Pollution characteristics, mechanism of toxicity and health effects of the ultrafine particles in the indoor environment: Current status and future perspectives
Published in Critical Reviews in Environmental Science and Technology, 2022
Muhammad Ubaid Ali, Siyi Lin, Balal Yousaf, Qumber Abbas, Mehr Ahmed Mujtaba Munir, Audil Rashid, Chunmiao Zheng, Xingxing Kuang, Ming Hung Wong
Long episode exposure to air pollutants may lead to direct translocation of UFPs into the central nervous system (CNS), where they can cause neuropathological effects through different pathways.
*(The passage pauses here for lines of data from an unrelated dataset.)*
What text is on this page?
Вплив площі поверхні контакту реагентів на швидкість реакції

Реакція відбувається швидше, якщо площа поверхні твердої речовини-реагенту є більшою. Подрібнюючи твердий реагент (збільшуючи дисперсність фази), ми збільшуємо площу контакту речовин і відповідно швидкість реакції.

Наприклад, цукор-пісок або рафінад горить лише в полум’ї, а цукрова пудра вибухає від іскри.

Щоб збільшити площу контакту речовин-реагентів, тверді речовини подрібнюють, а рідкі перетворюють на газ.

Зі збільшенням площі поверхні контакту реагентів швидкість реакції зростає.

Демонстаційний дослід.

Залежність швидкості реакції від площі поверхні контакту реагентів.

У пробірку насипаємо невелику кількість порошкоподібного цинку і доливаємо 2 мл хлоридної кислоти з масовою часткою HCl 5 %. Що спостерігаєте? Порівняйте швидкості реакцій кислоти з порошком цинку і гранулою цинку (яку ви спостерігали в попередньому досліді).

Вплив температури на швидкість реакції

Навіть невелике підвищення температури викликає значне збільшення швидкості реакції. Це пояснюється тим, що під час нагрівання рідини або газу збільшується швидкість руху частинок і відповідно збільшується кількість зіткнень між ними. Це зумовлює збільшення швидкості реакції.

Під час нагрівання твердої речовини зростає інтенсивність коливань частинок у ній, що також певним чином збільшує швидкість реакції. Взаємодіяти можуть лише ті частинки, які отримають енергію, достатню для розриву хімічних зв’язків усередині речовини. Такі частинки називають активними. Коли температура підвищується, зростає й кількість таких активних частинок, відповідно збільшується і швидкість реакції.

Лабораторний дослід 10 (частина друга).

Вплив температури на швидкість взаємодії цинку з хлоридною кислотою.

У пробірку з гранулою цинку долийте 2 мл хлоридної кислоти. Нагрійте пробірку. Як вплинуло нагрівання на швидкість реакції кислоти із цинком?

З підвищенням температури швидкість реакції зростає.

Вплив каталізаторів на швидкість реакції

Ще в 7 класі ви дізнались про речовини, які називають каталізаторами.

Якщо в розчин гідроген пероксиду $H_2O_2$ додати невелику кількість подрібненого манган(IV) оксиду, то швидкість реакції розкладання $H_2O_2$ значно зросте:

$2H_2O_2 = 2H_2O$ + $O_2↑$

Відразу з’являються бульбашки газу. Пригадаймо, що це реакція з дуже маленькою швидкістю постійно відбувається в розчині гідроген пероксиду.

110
However, the entry of UFPs might not lead directly into CNS, but it can exert negative impacts on CNS by generating soluble inflammatory mediators from primary entry systems and secondary deposition sites that lead to susceptibility for neuro-inflammation and neurodegeneration (Genc et al., 2012). A previous study revealed that after inhalation, the translocated UFPs can found in the brain within 4–24 h. The UFPs travel to the brain through the olfactory nerves from the nasal cavity. In animals, almost 20% of the UFPs deposited on olfactory mucosa were translocated to the olfactory bulb (Oberdörster et al., 2004). From the olfactory bulb, translocation may be through mitral cell axons that lead from the olfactory bulb to different parts of the brain such as the olfactory cortex, anterior olfactory nucleus, piriform cortex, hypothalamus and amygdala (Wang et al., 2007). In humans, the translocation pathways that can by-pass blood-brain barrier may more direct and the UFPs, not only translocate and effect neural tissue directly, but can also impact the autonomic function (Heusser et al., 2019; Tian et al., 2019). An increase in activity of the sympathetic nervous system was noticed due to a decrease in norepinephrine clearance after exposure to UFPs (Heusser et al., 2019). Small size and large surface areas enable UFPs to pass the barriers in the brain and lungs, and this ability explains the presence of UFPs in neurons and erythrocytes. As endothelial cells and erythrocytes are in close contact it can be a possible route for UFPs exchange between UFPs loaded erythrocytes and activated endothelial cells (Block & Caldero, 2009; Geiser et al., 2005).